Our Name Changing God

Johnny Cash’s famous hit, “A Boy Named Sue” pokes fun at the significance of names. Nobody wants a name that makes others laugh at them or that reminds people of a negative historical figure.

I recently preached a funeral for a deacon in our church with the middle name Adolf, a very popular name before World War II. Now no one names a child Adolf or Judas. This is why expectant mothers and fathers-to-be labor over the name of their progeny. When my wife and I were talking about names for our future children, I liked the name Clark for a boy, after my heroic great uncle, but my wife once babysat a Clark that forever secured in her mind the doctrine of total depravity. Likewise, my wife liked the name Autumn for a girl, but I knew an Autumn who would make you cringe whenever you saw her coming.

Names carry a sense of one’s identity. This is why we name children after godly relatives, heroes of the faith, or that remind us of characteristics we hold dear.

Why God Changes Our Names

Yet in Scripture, we encounter a God who changes the names of His people. Abram became Abraham, Sarai became Sarah, Jacob became Israel, Simon became Peter, and Saul became Paul. When God renames people in Scripture, He is doing several things: He is asserting His sovereign authority over that person’s life, giving that individual a new mission to pursue, identifying a clean break from their former manner of life, and emphasizing a new character they will thereafter possess.

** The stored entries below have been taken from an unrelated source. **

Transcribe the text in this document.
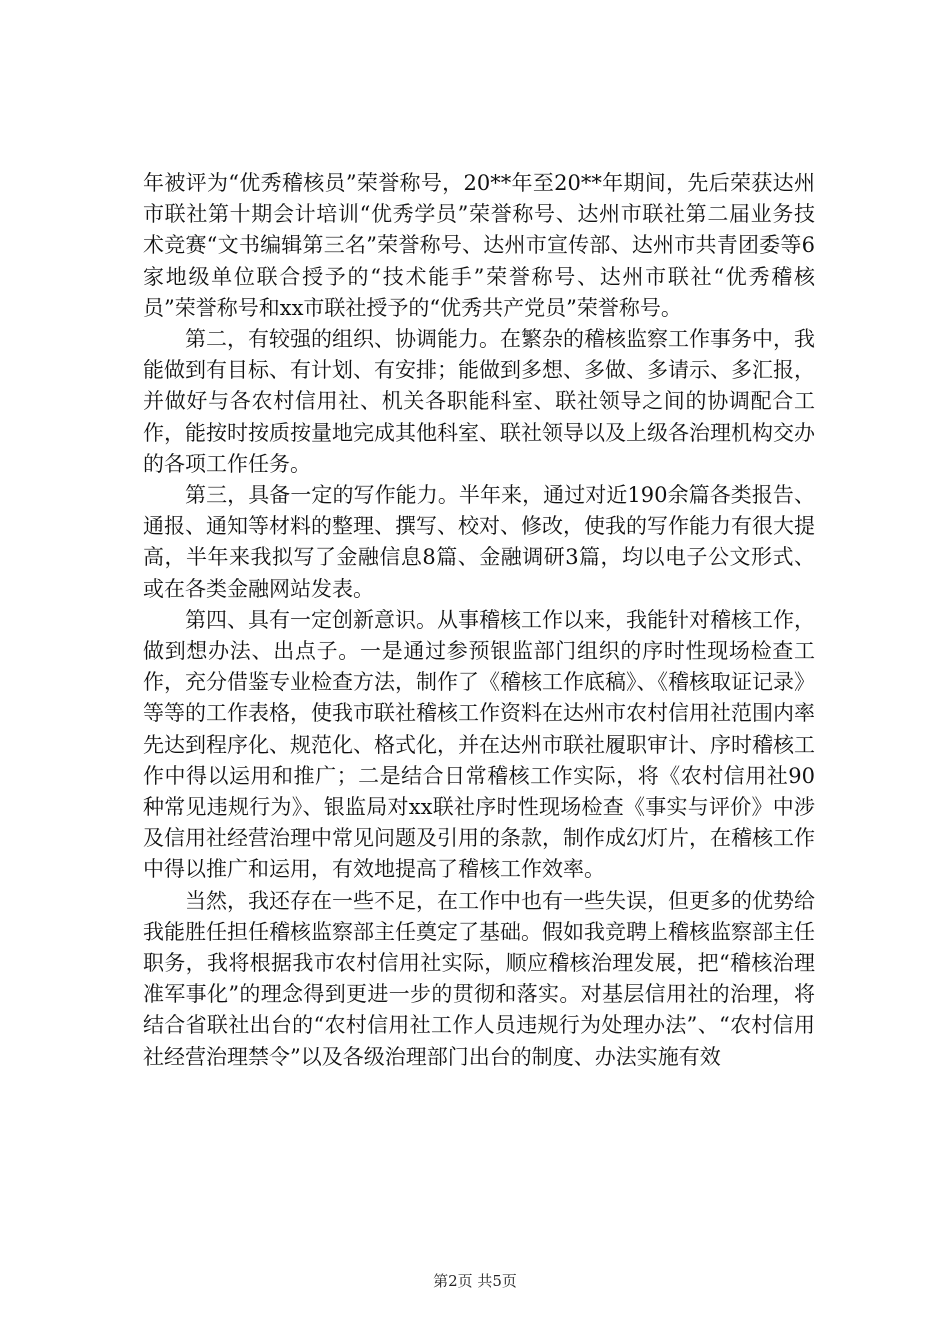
年被评为“优秀稽核员”荣誉称号，20**年至20**年期间，先后荣获达州市联社第十期会计培训“优秀学员”荣誉称号、达州市联社第二届业务技术竞赛“文书编辑第三名”荣誉称号、达州市宣传部、达州市共青团委等6家地级单位联合授予的“技术能手”荣誉称号、达州市联社“优秀稽核员”荣誉称号和xx市联社授予的“优秀共产党员”荣誉称号。

第二，有较强的组织、协调能力。在繁杂的稽核监察工作事务中，我能做到有目标、有计划、有安排；能做到多想、多做、多请示、多汇报，并做好与各农村信用社、机关各职能科室、联社领导之间的协调配合工作，能按时按质按量地完成其他科室、联社领导以及上级各治理机构交办的各项工作任务。

第三，具备一定的写作能力。半年来，通过对近190余篇各类报告、通报、通知等材料的整理、撰写、校对、修改，使我的写作能力有很大提高，半年来我拟写了金融信息8篇、金融调研3篇，均以电子公文形式、或在各类金融网站发表。

第四、具有一定创新意识。从事稽核工作以来，我能针对稽核工作，做到想办法、出点子。一是通过参预银监部门组织的序时性现场检查工作，充分借鉴专业检查方法，制作了《稽核工作底稿》、《稽核取证记录》等等的工作表格，使我市联社稽核工作资料在达州市农村信用社范围内率先达到程序化、规范化、格式化，并在达州市联社履职审计、序时稽核工作中得以运用和推广；二是结合日常稽核工作实际，将《农村信用社90种常见违规行为》、银监局对xx联社序时性现场检查《事实与评价》中涉及信用社经营治理中常见问题及引用的条款，制作成幻灯片，在稽核工作中得以推广和运用，有效地提高了稽核工作效率。

当然，我还存在一些不足，在工作中也有一些失误，但更多的优势给我能胜任担任稽核监察部主任奠定了基础。假如我竞聘上稽核监察部主任职务，我将根据我市农村信用社实际，顺应稽核治理发展，把“稽核治理准军事化”的理念得到更进一步的贯彻和落实。对基层信用社的治理，将结合省联社出台的“农村信用社工作人员违规行为处理办法”、“农村信用社经营治理禁令”以及各级治理部门出台的制度、办法实施有效

第2页 共5页
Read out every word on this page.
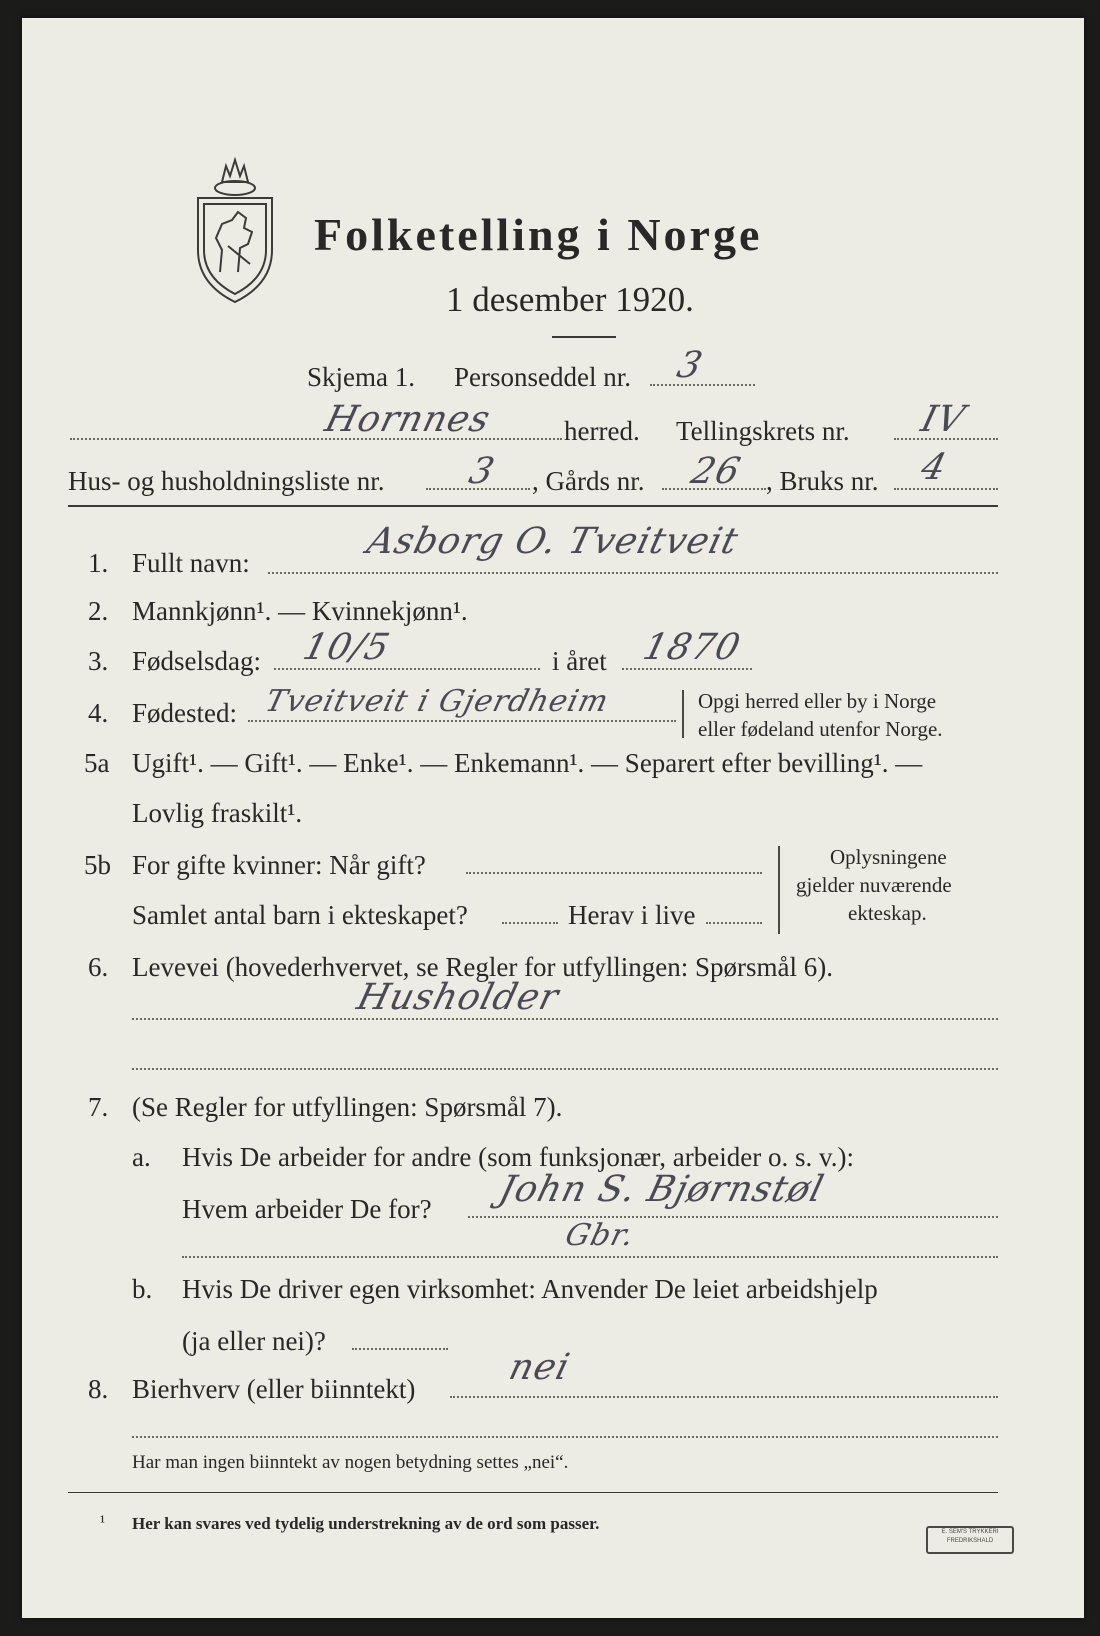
Folketelling i Norge
1 desember 1920.
Skjema 1. Personseddel nr. 3
Hornnes	herred. Tellingskrets nr. IV
Hus- og husholdningsliste nr. 3 , Gårds nr. 26 , Bruks nr. 4
1. Fullt navn:
Asborg O. Tveitveit
2. Mannkjønn¹. — Kvinnekjønn¹.
3. Fødselsdag: 10/5	i året 1870
4. Fødested: Tveitveit i Gjerdheim	Opgi herred eller by i Norge
eller fødeland utenfor Norge.
5a Ugift¹. — Gift¹. — Enke¹. — Enkemann¹. — Separert efter bevilling¹. —
Lovlig fraskilt¹.
5b For gifte kvinner: Når gift?
Samlet antal barn i ekteskapet?	Herav i live
Oplysningene
gjelder nuværende
ekteskap.
6. Levevei (hovederhvervet, se Regler for utfyllingen: Spørsmål 6).
Husholder
7. (Se Regler for utfyllingen: Spørsmål 7).
a. Hvis De arbeider for andre (som funksjonær, arbeider o. s. v.):
Hvem arbeider De for? John S. Bjørnstøl
Gbr.
b. Hvis De driver egen virksomhet: Anvender De leiet arbeidshjelp
(ja eller nei)?
8. Bierhverv (eller biinntekt)
nei
Har man ingen biinntekt av nogen betydning settes „nei“.
¹ Her kan svares ved tydelig understrekning av de ord som passer.	E. SEM'S TRYKKERI FREDRIKSHALD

Abraham and Sarah were so renamed because they were to become the father and mother of all who believe. God gave Jacob the new name Israel because He had turned him from a “heal snatcher/cheater” into His blessed servant. Simon carries the idea of instability, while Peter means rock; a name change that identified a dramatic difference after Pentecost. Saul became Paul, a name meaning “small”, because the Lord had humbled His arrogant pride when He knocked him off his high horse on the road to Damascus.

Every Child of God Given A New Name

The resurrected Christ promises a new name for all God’s people in Revelation 2:17, when He states, “To the one who conquers I will give…a new name…that no one knows except the one who receives it.” While a person may go through the legal process of acquiring a new name, the Lord God gives each of His children something much more lasting and significant: an entirely new identity and life purpose. 

For the child of God, this new identity and purpose begins at conversion, where we are transferred from the kingdom of darkness to God’s kingdom and adopted into the family of God. Paul describes the new identity of God’s children at conversion in these famous words found in 2 Cor. 5:17, “Therefore, if anyone is in Christ, he is a new creation. The old has passed away; behold, the new has come.”

How to Respond to Our New Names

If you are reading this and have never experienced this radical inward transformation known as regeneration or new birth, you must pray for God to make real to you your spiritually dead condition and show you the beauty of Christ’s person and work on the cross. If you are reading this and you have been born again and God has taken out the old heart of stone and replaced it with a new heart that loves His commands, you must rejoice and tremble. The rejoicing part may seem obvious, but we always need reminding of this. 

After the disciples returned from the mission Christ sent them on, they were rejoicing at the authority He had given them to cast out demons, heal the sick, and raise the dead, but Jesus called them to another source of joy. In Luke 10:20, Jesus said, “Nevertheless, do not rejoice in this, that the spirits are subject to you, but rejoice that your names are written in heaven.” In the very next verse, Jesus rejoices in the Spirit and dives into spontaneous prayer, praising God for revealing these things to the humble and withholding them from the prideful. 

Have you ever heard the expression that someone’s name was thrown in the mud? Because of our sin, we had dragged our own names through the mud. We have all lived in ways that ruined our name and our identity as God’s image-bearers. We have even blasphemed the holy name of God with our lives of selfishness, anger, bitterness, ingratitude, lust, hate, and gossip. Yet in His astounding grace, God has given us a new name through faith in Christ. At the cross, God poured out all His judgment on our sins on Jesus and by the Spirit has given a new and everlasting name to His redeemed people. Now we must rejoice always that the Gospel was received by us through the Spirit’s gift of faith and repentance. Yet our rejoicing must always involve trembling. It is possible to be connected to Christians and rich theological truths and yet fall away from Christ, proving we never knew genuine salvation. 

In such cases, Peter and Solomon are right when they say, “the dog returns to its own vomit, and the pig, after washing herself, returns to wallow in the mire” (2 Peter 2:22). The dog was still a dog and the pig still a pig. We must tremble before the Lord, not in a fearful state of uncertainty concerning our salvation, but in a prayerful dependency that acknowledges our desperate need for preserving grace. God has truly saved all who persevere and all who persevere do so by clinging desperately to the cross of Christ. You and I ought never to think that our conversion has secured for us the freedom to go back to wallowing in the mire.

Rejoice that God has given you a new name in Christ and tremble so that you live in a way that verifies this name change.